Paul Nixon, 51, is sought in Harris County, Texas, on charges of felony aggravated perjury after taking a novel approach to divorce. Nixon filed for divorce in February but forged his wife's signature and the name of a notary on the legal papers, the New York Post reported. A judge declared the divorce final in April—but the wife didn't find out until May, when she noticed strange spending habits of his. "She started finding things showing that he was spending money on jewelry, so she confronted him and he told her that they were actually divorced," Constable Mark Herman said. "They are still married. The fraudulent divorce papers have been retracted." However, Nixon, who could face 10 years in prison, had so far eluded police.

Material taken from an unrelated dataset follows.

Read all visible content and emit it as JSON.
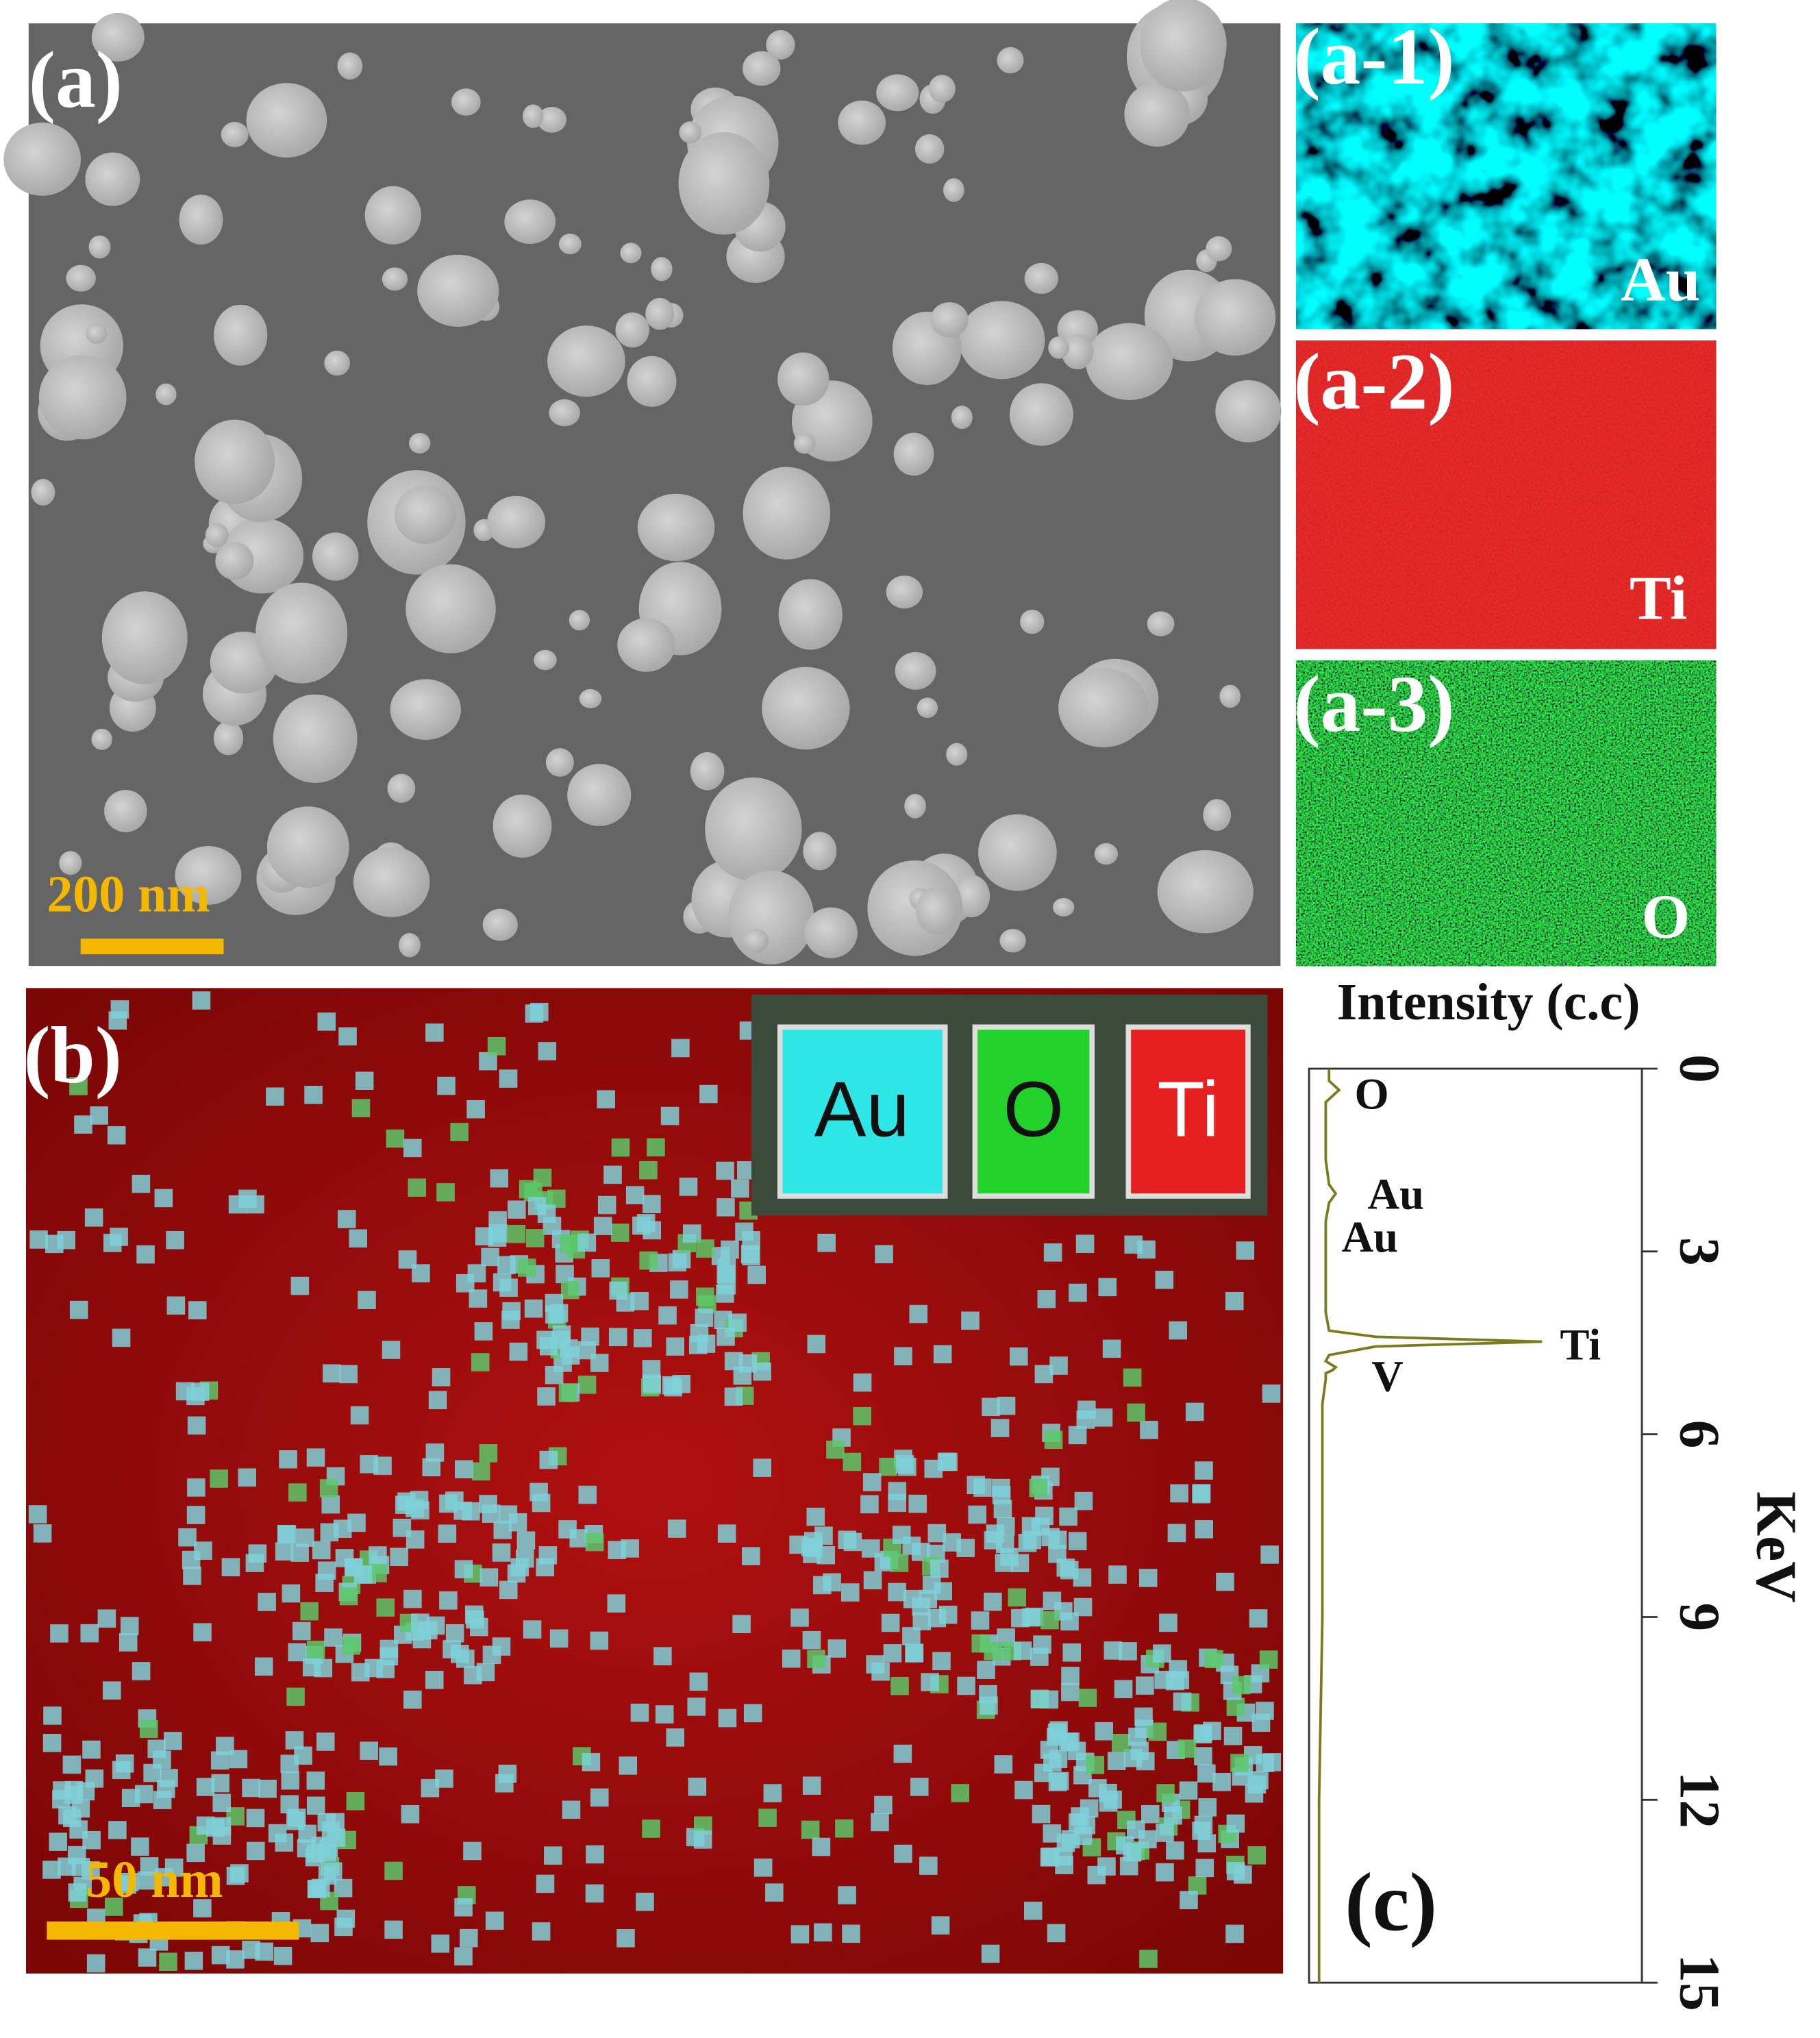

Kristine, 45, and Michael, 43, Barnett of Lafayette, Ind., adopted a 6-year-old Ukrainian-born girl, Natalia Grace, with dwarfism in 2010. Nine years later, much to their confusion, they are charged with abandoning her. Within their first few weeks as a family, the Barnetts noticed that Natalia seemed to be older than they had been told, with a sophisticated vocabulary, pubic hair and menstrual periods. A doctor ordered bone density tests to check her age, and results suggested she was at least 14. So they began to treat her like a teenager. Then, the Barnetts claim, Natalia began making death threats against them. At a psychiatric hospital where she was treated, she told doctors she was much older and wanted to kill her family. "She was standing over people in the middle of the night. We had to hide all the sharp objects," Kristine Barnett told The Daily Mail. In 2012, they legally changed her age (from 8 to 22) and helped her get benefits so she could continue to receive psychiatric care, and in 2013, with Natalia living independently in an apartment, the Barnetts and their son moved to Canada. Soon after, they lost touch with the girl. But inexplicably, a second set of bone density tests, performed in 2010, surfaced, arguing that Natalia was at that time just 8 years old, and she told police herself in 2014 that she had been "left alone" when her parents moved to Canada. Michael and Kristine Barnett surrendered to the Tippecanoe County Sheriff's Department on Sept. 18 and 19, charged with abandonment of Natalia.
Paramedics responded to a home in Detroit on the evening of Sept. 21 where a man was suffering from a heart attack. But as they worked on the victim, another man took a woman into a bedroom in the home and stabbed her. Then he ran out of the house and, according to Fox2, is still on the loose. The woman died at the scene, and the heart attack victim did not survive. Police are still trying to figure out the relationships between the three people.